Ces deux accords reposaient sur la militarisation des frontières de l'Amérique du Nord. Mais Donald Trump a clairement indiqué que ses exigences allaient beaucoup plus loin, notamment en réitérant son appel pour que le Canada devienne le 51e État américain.

La guerre tarifaire nord-américaine est un conflit réactionnaire, mené par des cliques capitalistes nationales rivales pour les marchés, les profits et les investissements. Elle découle de l'aggravation de la crise du capitalisme mondial, et ce sont les travailleurs – canadiens, mexicains et américains – qui en paieront le prix sous la forme de pertes d'emplois, de hausses de prix et de bouleversements sociaux.

Les droits de douane sont appliqués aux marchandises importées lorsqu'elles franchissent la frontière, ce qui signifie que l'entreprise qui importe les marchandises peut faire deux choix lorsque des droits de douane sont imposés. Elle peut soit augmenter le prix de son produit, en répercutant le coût sur les consommateurs, soit annuler sa commande d'importation, ce qui a pour effet de réduire la production et de mettre des travailleurs au chômage.

Les dirigeants du CTC et du STTP pactisent avec le briseur de grève en chef de Trudeau

Les travailleurs qui se font des illusions sur les intérêts de classe qui se cachent derrière la campagne éclair d'«Équipe Canada» devraient prendre note du fait que le Congrès du travail du Canada (CTC), la plus grande fédération syndicale du Canada, a tenu dimanche soir une réunion de son exécutif national à laquelle a assisté le briseur de grève en chef Steven MacKinnon pour discuter de la meilleure façon d'aider le gouvernement et les grandes entreprises à défendre le capitalisme canadien.

En tant que ministre du Travail du gouvernement libéral de Trudeau, MacKinnon est intervenue directement dans quatre conflits de travail pour interdire les grèves avec des ordres arbitraires au cours des six derniers mois de 2024. L'interdiction effective des grèves par MacKinnon et le gouvernement Trudeau, dont les syndicats affirment maintenant qu'ils sont des alliés proches dans la réponse aux tarifs douaniers de Trump, vise à imposer un assaut massif sur les services publics et à saccager les droits et les conditions des travailleurs dans l'ensemble des secteurs public et privé.

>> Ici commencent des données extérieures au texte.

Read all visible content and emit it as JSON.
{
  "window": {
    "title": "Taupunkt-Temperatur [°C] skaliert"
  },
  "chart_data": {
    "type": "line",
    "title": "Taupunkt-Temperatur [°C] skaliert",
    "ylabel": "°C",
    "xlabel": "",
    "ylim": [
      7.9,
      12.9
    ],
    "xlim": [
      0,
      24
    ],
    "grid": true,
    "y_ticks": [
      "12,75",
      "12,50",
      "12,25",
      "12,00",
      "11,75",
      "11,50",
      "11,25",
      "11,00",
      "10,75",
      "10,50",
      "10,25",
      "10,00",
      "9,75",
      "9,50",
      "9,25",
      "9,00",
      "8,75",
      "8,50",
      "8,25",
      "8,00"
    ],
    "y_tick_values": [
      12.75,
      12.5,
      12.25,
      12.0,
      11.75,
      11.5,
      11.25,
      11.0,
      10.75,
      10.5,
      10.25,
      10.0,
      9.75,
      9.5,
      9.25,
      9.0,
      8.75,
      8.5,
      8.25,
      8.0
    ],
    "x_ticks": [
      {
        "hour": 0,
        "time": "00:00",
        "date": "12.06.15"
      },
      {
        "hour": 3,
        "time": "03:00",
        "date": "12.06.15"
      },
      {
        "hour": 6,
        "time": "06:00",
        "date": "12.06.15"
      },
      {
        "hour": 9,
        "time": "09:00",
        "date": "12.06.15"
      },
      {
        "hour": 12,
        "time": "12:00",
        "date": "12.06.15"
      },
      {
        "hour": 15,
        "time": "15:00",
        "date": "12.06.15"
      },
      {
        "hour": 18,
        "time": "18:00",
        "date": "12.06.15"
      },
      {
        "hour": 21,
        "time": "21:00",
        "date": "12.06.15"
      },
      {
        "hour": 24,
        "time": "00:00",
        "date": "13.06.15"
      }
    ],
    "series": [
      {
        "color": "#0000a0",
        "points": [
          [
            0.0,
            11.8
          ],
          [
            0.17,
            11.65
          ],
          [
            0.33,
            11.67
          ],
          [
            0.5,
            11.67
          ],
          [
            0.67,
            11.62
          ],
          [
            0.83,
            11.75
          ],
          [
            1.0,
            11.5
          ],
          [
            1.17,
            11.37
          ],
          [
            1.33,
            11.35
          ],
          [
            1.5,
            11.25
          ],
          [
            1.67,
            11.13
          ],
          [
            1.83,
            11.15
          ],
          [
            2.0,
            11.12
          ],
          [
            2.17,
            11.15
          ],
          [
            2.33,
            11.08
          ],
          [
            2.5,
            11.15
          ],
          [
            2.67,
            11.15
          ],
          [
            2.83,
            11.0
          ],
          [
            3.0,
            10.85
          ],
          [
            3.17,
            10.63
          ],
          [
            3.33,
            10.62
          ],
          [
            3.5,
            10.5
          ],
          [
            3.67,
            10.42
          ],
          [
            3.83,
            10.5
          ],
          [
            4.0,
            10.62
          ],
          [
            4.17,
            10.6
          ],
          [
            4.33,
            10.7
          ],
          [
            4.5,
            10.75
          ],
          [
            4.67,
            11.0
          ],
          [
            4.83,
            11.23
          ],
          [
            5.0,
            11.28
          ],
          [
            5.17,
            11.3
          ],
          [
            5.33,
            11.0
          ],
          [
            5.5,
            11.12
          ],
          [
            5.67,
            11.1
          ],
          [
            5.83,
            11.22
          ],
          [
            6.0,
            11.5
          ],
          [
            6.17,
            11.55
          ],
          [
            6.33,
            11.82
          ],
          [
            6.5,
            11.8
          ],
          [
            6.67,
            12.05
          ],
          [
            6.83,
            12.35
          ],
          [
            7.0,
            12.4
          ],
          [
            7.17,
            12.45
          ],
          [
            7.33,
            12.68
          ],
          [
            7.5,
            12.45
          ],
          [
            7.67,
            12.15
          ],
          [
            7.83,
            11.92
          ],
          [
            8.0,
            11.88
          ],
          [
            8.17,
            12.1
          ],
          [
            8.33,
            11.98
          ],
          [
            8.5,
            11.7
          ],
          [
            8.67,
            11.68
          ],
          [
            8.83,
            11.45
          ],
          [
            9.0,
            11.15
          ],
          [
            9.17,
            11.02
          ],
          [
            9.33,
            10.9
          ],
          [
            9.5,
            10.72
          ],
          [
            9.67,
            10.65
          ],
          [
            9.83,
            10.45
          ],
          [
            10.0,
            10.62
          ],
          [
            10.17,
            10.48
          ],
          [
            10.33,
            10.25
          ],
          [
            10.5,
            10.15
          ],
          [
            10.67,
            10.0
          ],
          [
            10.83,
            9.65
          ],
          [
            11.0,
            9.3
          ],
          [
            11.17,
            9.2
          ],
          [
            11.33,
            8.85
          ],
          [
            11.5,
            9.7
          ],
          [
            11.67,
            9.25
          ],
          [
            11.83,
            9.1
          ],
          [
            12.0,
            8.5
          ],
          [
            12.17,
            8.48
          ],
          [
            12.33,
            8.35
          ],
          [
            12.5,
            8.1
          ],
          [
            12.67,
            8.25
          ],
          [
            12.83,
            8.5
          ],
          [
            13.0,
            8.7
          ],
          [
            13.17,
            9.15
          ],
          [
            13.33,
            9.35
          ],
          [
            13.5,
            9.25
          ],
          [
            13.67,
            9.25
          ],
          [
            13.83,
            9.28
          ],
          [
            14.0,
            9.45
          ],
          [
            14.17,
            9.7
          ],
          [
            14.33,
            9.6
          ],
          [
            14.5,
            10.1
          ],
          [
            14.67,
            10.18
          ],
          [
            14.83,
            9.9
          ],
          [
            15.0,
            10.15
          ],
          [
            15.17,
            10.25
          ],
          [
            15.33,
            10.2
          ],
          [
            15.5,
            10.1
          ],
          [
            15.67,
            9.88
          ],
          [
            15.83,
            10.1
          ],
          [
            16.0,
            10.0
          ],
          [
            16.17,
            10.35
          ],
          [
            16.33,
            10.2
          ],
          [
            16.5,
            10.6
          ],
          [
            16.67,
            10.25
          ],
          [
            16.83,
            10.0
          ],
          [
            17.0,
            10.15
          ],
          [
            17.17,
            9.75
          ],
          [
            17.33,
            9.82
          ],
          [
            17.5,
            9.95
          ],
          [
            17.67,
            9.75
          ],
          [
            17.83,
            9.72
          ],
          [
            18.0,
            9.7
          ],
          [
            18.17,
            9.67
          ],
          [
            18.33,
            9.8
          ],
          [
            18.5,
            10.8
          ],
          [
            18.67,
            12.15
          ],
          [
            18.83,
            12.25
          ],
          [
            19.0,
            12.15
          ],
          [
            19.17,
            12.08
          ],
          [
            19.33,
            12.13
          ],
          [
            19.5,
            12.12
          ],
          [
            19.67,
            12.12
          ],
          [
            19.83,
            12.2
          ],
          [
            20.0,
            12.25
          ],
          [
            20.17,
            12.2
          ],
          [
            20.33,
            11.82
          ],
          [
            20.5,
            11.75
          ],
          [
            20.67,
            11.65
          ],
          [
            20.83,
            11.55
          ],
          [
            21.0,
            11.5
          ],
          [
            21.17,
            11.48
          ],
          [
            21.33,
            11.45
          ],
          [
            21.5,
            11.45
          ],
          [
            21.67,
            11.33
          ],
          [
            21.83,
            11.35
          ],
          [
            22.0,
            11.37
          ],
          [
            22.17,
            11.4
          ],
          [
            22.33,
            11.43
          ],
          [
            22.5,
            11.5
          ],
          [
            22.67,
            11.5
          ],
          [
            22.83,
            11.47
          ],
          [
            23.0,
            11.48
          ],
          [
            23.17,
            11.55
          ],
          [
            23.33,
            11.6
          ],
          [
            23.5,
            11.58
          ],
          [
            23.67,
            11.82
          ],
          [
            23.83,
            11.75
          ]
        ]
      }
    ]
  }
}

La réunion d'urgence de dimanche des dirigeants du CTC et de ses affiliés avec le ministre fédéral du Travail, MacKinnon. Jan Simpson, présidente du STTP, se trouve dans le coin inférieur gauche ; MacKinnon est le deuxième à partir de la gauche sur la deuxième rangée en partant du haut. [Photo: X/MacKinnon]

Les ordres de MacKinnon, fondés sur une réinterprétation des pouvoirs antidémocratiques contenus dans l'article 107 du Code canadien du travail, ont mis un terme à la grève d'un mois menée par 55.000 travailleurs postaux en décembre et aux grèves menées par 9300 travailleurs ferroviaires du Canadien National et du Canadien Pacifique à Kansas City en août. Cela n'a pas empêché Jan Simpson, présidente du Syndicat des travailleurs et travailleuses des postes (STTP), de se joindre à la réunion de dimanche avec MacKinnon.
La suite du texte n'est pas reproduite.